What is Big Data
Data plays an enormous role in today’s world. As technology has evolved, data has grown also. Unlike traditional data, big data comes from many sources and is often unorganized. But what is big data exactly?
Big data typically refers to massive and often different sets of information. These pieces of information grow faster each second. Because it’s so big, the traditional way of storing data cannot process it. Simply put, this type of data can be defined with the three V’s: volume, velocity, and variety.
1. Volume – This refers to the amount of data. To determine the value of the data, the volume comes into play. The volume of the incoming data determines whether that piece of information is considered big data or not. It is estimated that 2.3 trillion gigabytes of data are created every day.
2. Velocity –Refers to the speed of data receiving. Because data never stops coming, it is vital to handle the upcoming information set in the near-real timeframe. Briefly, this is how fast the data is generated and processed. This is necessary so that one can meet the demands on the spot.
3. Variety – This is referring to the types of data available. Big data can come in a structured, semi-structured, and unstructured form.
There are two more components of big data. And those are:
This shows the uncertainty of data. Data comes from many different sources. This makes it difficult to link data to systems, to match it, and to transform it.
If data is not organized, it can quickly get out of control. The uncertainty also is connected to how much the data presented is trustworthy. Sometimes data can be imprecise, uncertain, and unreliable.
Data is inconsistent. This means that much of the data comes at varying speeds and from unreliable sources.
Why is Big Data crucial to data science?
Big data has an enormous amount of uses. For example, big data is mainly used in customer service. Many old feedback systems are replaced with data collecting systems that bring much more reliable information to companies.
For example, they can use the data to see what their customers’ needs are. They can evaluate what kind of precuts are typically purchased and the timeframe of their customers’ transactions.

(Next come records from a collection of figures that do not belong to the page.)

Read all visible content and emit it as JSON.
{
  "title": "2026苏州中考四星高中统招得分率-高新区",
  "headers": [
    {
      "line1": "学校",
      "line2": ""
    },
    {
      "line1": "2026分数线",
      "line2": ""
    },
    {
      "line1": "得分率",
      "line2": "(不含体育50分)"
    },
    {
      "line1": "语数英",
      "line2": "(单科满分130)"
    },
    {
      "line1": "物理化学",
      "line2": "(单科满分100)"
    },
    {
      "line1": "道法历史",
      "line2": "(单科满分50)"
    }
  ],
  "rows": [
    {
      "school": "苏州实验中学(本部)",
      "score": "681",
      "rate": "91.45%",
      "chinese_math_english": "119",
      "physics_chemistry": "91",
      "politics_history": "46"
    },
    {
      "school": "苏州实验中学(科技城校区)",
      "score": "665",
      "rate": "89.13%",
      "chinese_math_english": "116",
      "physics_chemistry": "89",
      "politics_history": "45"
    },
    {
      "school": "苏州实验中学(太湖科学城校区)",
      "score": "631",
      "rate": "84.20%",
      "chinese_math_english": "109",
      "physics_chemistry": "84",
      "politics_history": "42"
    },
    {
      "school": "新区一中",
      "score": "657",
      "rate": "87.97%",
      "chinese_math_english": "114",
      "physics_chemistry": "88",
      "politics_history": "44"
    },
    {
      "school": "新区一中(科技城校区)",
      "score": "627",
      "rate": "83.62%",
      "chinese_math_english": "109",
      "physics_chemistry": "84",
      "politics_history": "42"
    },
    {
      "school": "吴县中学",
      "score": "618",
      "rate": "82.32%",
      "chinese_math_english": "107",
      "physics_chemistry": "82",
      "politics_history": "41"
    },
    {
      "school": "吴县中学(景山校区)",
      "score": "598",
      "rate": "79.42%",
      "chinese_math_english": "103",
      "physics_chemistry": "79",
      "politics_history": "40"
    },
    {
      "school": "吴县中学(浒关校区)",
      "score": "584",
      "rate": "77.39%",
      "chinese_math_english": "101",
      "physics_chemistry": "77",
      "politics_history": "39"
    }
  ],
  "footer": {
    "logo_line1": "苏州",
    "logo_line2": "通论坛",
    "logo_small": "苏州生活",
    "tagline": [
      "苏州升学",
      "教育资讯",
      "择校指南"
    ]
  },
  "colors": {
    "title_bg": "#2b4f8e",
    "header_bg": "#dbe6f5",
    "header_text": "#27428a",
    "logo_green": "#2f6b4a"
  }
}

Companies and organizations also use big data to improve and develop their user experience. They also use it to make future predictions and detect data patterns that point to frauds and schemes.
Machine learning is a discipline in data science. Big data is also applied in machine learning. Instead of traditional programming, we now use data to them to teach them how to function. We train machines by feeding them datasets and making algorithms that enable devices in problem-solving and decision making.

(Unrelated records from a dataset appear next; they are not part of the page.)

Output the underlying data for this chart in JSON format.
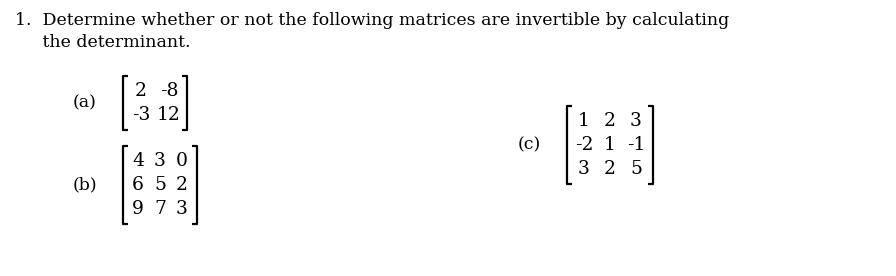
{
  "background_color": "#ffffff",
  "text_color": "#000000",
  "title_line1": "1.  Determine whether or not the following matrices are invertible by calculating",
  "title_line2": "     the determinant.",
  "label_a": "(a)",
  "label_b": "(b)",
  "label_c": "(c)",
  "matrix_a": [
    [
      "2",
      "-8"
    ],
    [
      "-3",
      "12"
    ]
  ],
  "matrix_b": [
    [
      "4",
      "3",
      "0"
    ],
    [
      "6",
      "5",
      "2"
    ],
    [
      "9",
      "7",
      "3"
    ]
  ],
  "matrix_c": [
    [
      "1",
      "2",
      "3"
    ],
    [
      "-2",
      "1",
      "-1"
    ],
    [
      "3",
      "2",
      "5"
    ]
  ],
  "font_size_title": 12.5,
  "font_size_matrix": 13.5,
  "font_size_label": 12.5,
  "font_family": "DejaVu Serif",
  "fig_width": 8.96,
  "fig_height": 2.76,
  "dpi": 100
}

This is exceptionally impressive as those same machines are able to learn from patterns, behaviors, and experiences. This is allowing them to act accordingly without any human intervention or being explicitly programmed for it.
The more data we feed into machines, the more effective they become. We get two benefits when we combine big data with machine learning. First, the set instructions and algorithms enable us to keep pace with the never-ending data influx. At the same time, the volume and the variety of that same data help the algorithms grow in size.

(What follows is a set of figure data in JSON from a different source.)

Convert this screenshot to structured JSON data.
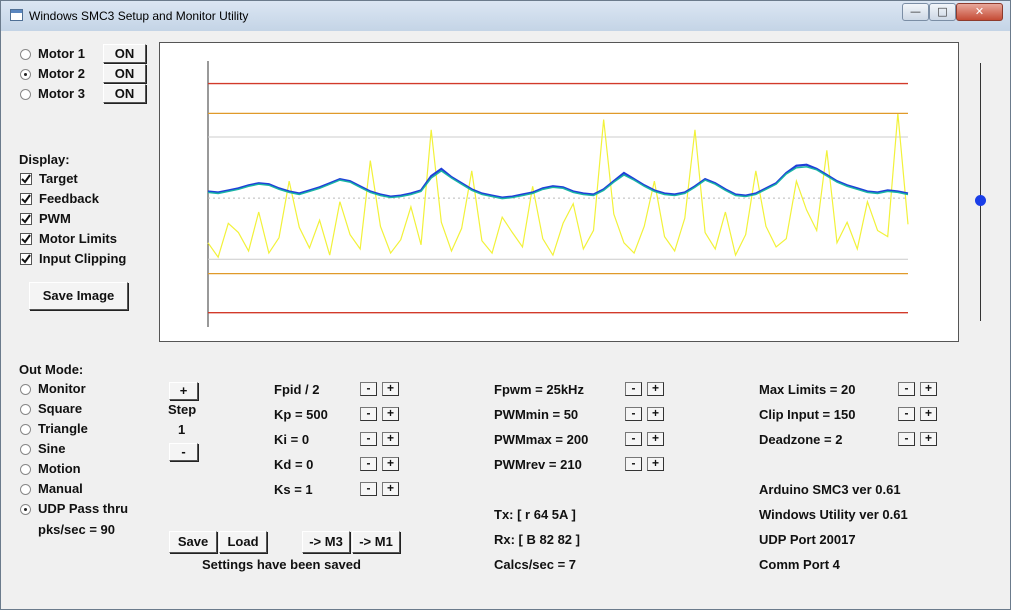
{
  "window": {
    "title": "Windows SMC3 Setup and Monitor Utility",
    "minimize_icon": "minimize-icon",
    "maximize_icon": "maximize-icon",
    "close_icon": "close-icon",
    "minimize_glyph": "—",
    "maximize_glyph": "□",
    "close_glyph": "✕"
  },
  "motors": [
    {
      "label": "Motor 1",
      "button": "ON",
      "selected": false
    },
    {
      "label": "Motor 2",
      "button": "ON",
      "selected": true
    },
    {
      "label": "Motor 3",
      "button": "ON",
      "selected": false
    }
  ],
  "display": {
    "heading": "Display:",
    "options": [
      {
        "label": "Target",
        "checked": true
      },
      {
        "label": "Feedback",
        "checked": true
      },
      {
        "label": "PWM",
        "checked": true
      },
      {
        "label": "Motor Limits",
        "checked": true
      },
      {
        "label": "Input Clipping",
        "checked": true
      }
    ],
    "save_image": "Save Image"
  },
  "out_mode": {
    "heading": "Out Mode:",
    "options": [
      {
        "label": "Monitor",
        "selected": false
      },
      {
        "label": "Square",
        "selected": false
      },
      {
        "label": "Triangle",
        "selected": false
      },
      {
        "label": "Sine",
        "selected": false
      },
      {
        "label": "Motion",
        "selected": false
      },
      {
        "label": "Manual",
        "selected": false
      },
      {
        "label": "UDP Pass thru",
        "selected": true
      }
    ],
    "pks": "pks/sec = 90"
  },
  "step": {
    "plus": "+",
    "label": "Step",
    "value": "1",
    "minus": "-"
  },
  "pid_params": [
    "Fpid / 2",
    "Kp = 500",
    "Ki = 0",
    "Kd = 0",
    "Ks = 1"
  ],
  "pwm_params": [
    "Fpwm = 25kHz",
    "PWMmin = 50",
    "PWMmax = 200",
    "PWMrev = 210"
  ],
  "limit_params": [
    "Max Limits = 20",
    "Clip Input = 150",
    "Deadzone = 2"
  ],
  "adjust": {
    "minus": "-",
    "plus": "+"
  },
  "comms": {
    "tx": "Tx: [ r 64 5A ]",
    "rx": "Rx: [ B 82 82 ]",
    "calcs": "Calcs/sec = 7"
  },
  "info": [
    "Arduino SMC3 ver 0.61",
    "Windows Utility ver 0.61",
    "UDP Port 20017",
    "Comm Port 4"
  ],
  "buttons": {
    "save": "Save",
    "load": "Load",
    "to_m3": "-> M3",
    "to_m1": "-> M1"
  },
  "status": "Settings have been saved",
  "slider": {
    "value": 0.47
  },
  "colors": {
    "target": "#1f3fd8",
    "feedback": "#19b5a4",
    "pwm": "#f2f23a",
    "motor_limit": "#d23a2a",
    "clip_limit": "#e09a2a",
    "dead_line": "#cccccc",
    "slider_thumb": "#1a3ee8"
  },
  "chart_data": {
    "type": "line",
    "title": "",
    "xlabel": "",
    "ylabel": "",
    "ylim": [
      0,
      255
    ],
    "x_count": 70,
    "limits": {
      "motor_upper": 235,
      "motor_lower": 12,
      "clip_upper": 206,
      "clip_lower": 50,
      "dead_upper": 183,
      "dead_lower": 64
    },
    "series": [
      {
        "key": "target",
        "values": [
          130,
          129,
          131,
          133,
          136,
          138,
          137,
          133,
          130,
          128,
          131,
          134,
          138,
          142,
          140,
          135,
          130,
          127,
          125,
          126,
          128,
          131,
          145,
          152,
          144,
          138,
          132,
          128,
          126,
          124,
          125,
          127,
          129,
          133,
          135,
          134,
          130,
          128,
          127,
          132,
          140,
          148,
          142,
          136,
          131,
          128,
          127,
          129,
          135,
          142,
          138,
          132,
          127,
          126,
          128,
          133,
          138,
          148,
          155,
          156,
          152,
          146,
          140,
          136,
          133,
          130,
          129,
          131,
          130,
          128
        ]
      },
      {
        "key": "feedback",
        "values": [
          129,
          128,
          130,
          132,
          135,
          137,
          136,
          132,
          129,
          127,
          130,
          133,
          137,
          141,
          139,
          134,
          129,
          126,
          124,
          125,
          127,
          130,
          143,
          150,
          143,
          137,
          131,
          127,
          125,
          123,
          124,
          126,
          128,
          132,
          134,
          133,
          129,
          127,
          126,
          131,
          139,
          146,
          141,
          135,
          130,
          127,
          126,
          128,
          134,
          141,
          137,
          131,
          126,
          125,
          127,
          132,
          137,
          147,
          153,
          154,
          151,
          145,
          139,
          135,
          132,
          129,
          128,
          130,
          129,
          127
        ]
      },
      {
        "key": "pwm",
        "values": [
          80,
          66,
          99,
          90,
          72,
          110,
          70,
          85,
          140,
          95,
          75,
          102,
          68,
          120,
          88,
          74,
          160,
          96,
          70,
          83,
          115,
          78,
          190,
          100,
          72,
          94,
          150,
          82,
          70,
          105,
          90,
          76,
          135,
          84,
          68,
          99,
          118,
          74,
          92,
          200,
          108,
          80,
          70,
          96,
          140,
          86,
          72,
          104,
          190,
          90,
          74,
          110,
          68,
          88,
          150,
          96,
          76,
          84,
          140,
          112,
          92,
          170,
          80,
          100,
          74,
          120,
          92,
          86,
          206,
          98
        ]
      }
    ]
  }
}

Here are some examples of how big data and ML complement one another:
Many companies are beginning to use technology to improve the novel level of performance. Not only that but to enhance the usage of resources and to safely and reliably produce and refine oil. They employ AI technology to discuss and predict conditions at each site. They use sensors to facilitate prognostic preservation and power, operations, and industry optimization.
Many machines, such as cars, are connected with data-generating devices that collect data in many ways. For example, let’s take Volvo. Volvo takes the gathered data to predict when their product’s pat would fail. Not just that but also to indicate when the cars will need servicing. It also upholds an impressive safety record. It does that by monitoring vehicle performance during dangerous situations. This is also used to get better at driver and passenger convenience.
Many social media platforms like Instagram and Twitter, use AI to detect and block offensive content from occurring. They automatically block posts and comments that contain cyberbullying content. As the quantity of content advances in the terrace, artificial intelligence is decisive to dispense users of the platform knowledge they might relish, battle spam, and improve the user experience.
In summary, big data is one crucial aspect of modern life. It transforms industries and the overall experiences of people. It has a positive impact. Not only that, but it also has the ability and potential to grow even bigger and better.